On April 8, 2011, the Ontario Court of Appeal released its decision in Wellington v. Ontario. The Court dismissed a negligent investigation claim brought by the estate and family members of a man shot by police against the Special Investigations Unit (SIU), an independent civilian agency responsible for investigating incidents of serious injury or death that may have resulted from criminal offences committed by police. The Court unanimously held that the SIU investigators did not owe the victim and family a private law duty of care in conducting their investigation.

The Courts below had allowed the claim to proceed on the basis that the law was unsettled and should be developed with the benefit of a full evidentiary record. The Ontario Association of Chiefs of Police (OACP) intervened in support of the SIU to argue that criminal investigators should not be held to owe a private duty of care to the apparent victims of the crimes they are investigating. In part, the OACP argued that, although perhaps well-intentioned, the recognition of such a duty of care risked privatizing the public function of criminal investigation.

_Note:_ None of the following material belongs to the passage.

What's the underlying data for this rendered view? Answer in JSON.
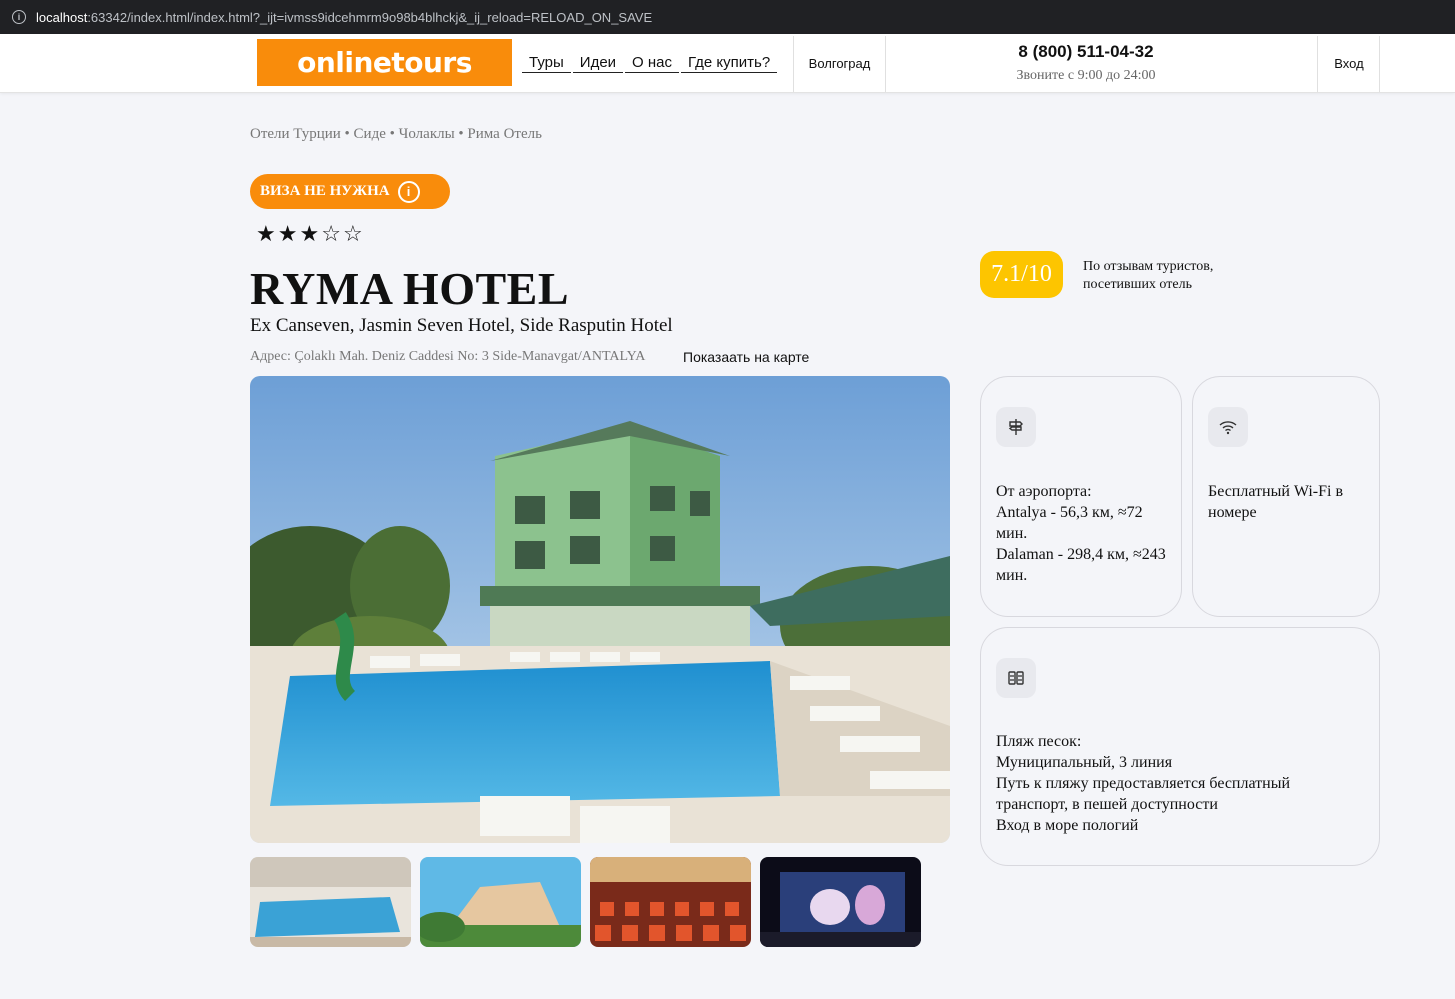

In dismissing the claim, the Court of Appeal held that while criminal investigators may owe a duty of care to suspects they are investigating (Hill v. Hamilton) or to warn a narrow and distinct group of potential victims of a specific threat (Jane Doe), they do not owe a duty of care to victims of crime and their families in relation to the investigation of the alleged crimes. The Court held that when the SIU investigates allegations of criminal misconduct its duties are “overwhelmingly public in nature.” In this regard, the Court opined that “(w)hile victims of crime and their families understandably may feel that they have a specific and particular interest, in the end, their interest in knowing and understanding the circumstances of an alleged crime ... is shared with all members of the public.”  

More generally, the Court noted that there is a well-established line of cases that stand “for the general proposition that public authorities, charged with making decisions in the general public interest, ought to be free to make those decisions without being subjected to a private law duty of care to specific members of the general public.” The Court held that criminal investigations are “not aimed at or geared to the protection of the private interests of specific individuals and do not give rise to a private law duty sufficient to ground an action in negligence.”

The Court accepted the argument of the OACP that there is “an inherent tension between the public interest in an impartial and competent investigation and a private individual’s interest in a desired outcome of that same investigation…” Imposing a private law duty of care would be “seriously at odds with the fundamental role of (criminal investigators) to investigate allegations of criminal misconduct in the public interest.”

The Court followed its 2001 decision in Norris v. Gatien in which the Court had previously addressed whether police investigators owed a private law duty of care to victims of crime. The plaintiffs and their supporting intervener, Aboriginal Legal Services of Toronto, had argued that the Supreme Court of Canada decisions in Odahvji v.Woodhouse (2003) and Hill v. Hamilton (2007) had effectively overruled the Court of Appeal’s earlier decision. The Court disagreed and, in doing so, limited the application of the Odahvji and Hill decisions.

Finally, and in contrast to the majority decision of the Divisional Court, the Court of Appeal disagreed that the refusal to recognize a private law duty of care in relation to police investigations left the families of victims without appropriate and viable legal recourse. The Court noted that victims of crime may apply for compensation under the Compensation for Victims of Crime Act, may obtain standing in Coroner’s inquests, may sue the perpetrators of the crime and have a voice in sentencing through victim impact statements.

The Court of Appeal’s decision is significant as it places a clear limit on the scope of police liability for negligent investigation. Had the Court recognized a private duty of care in favour of victims of an alleged crime and their families, the potential exposure of investigators and police forces to lawsuits would have been significantly expanded. As the decision highlights the distinction between public and private duties, it may have a more general impact on claims in negligence raised against public authorities performing public functions.

The Wellington family, supported by the intervener, Aboriginal Legal Services of Toronto, has sought leave to appeal to the Supreme Court of Canada and we will keep you abreast of further developments in that regard in future editions.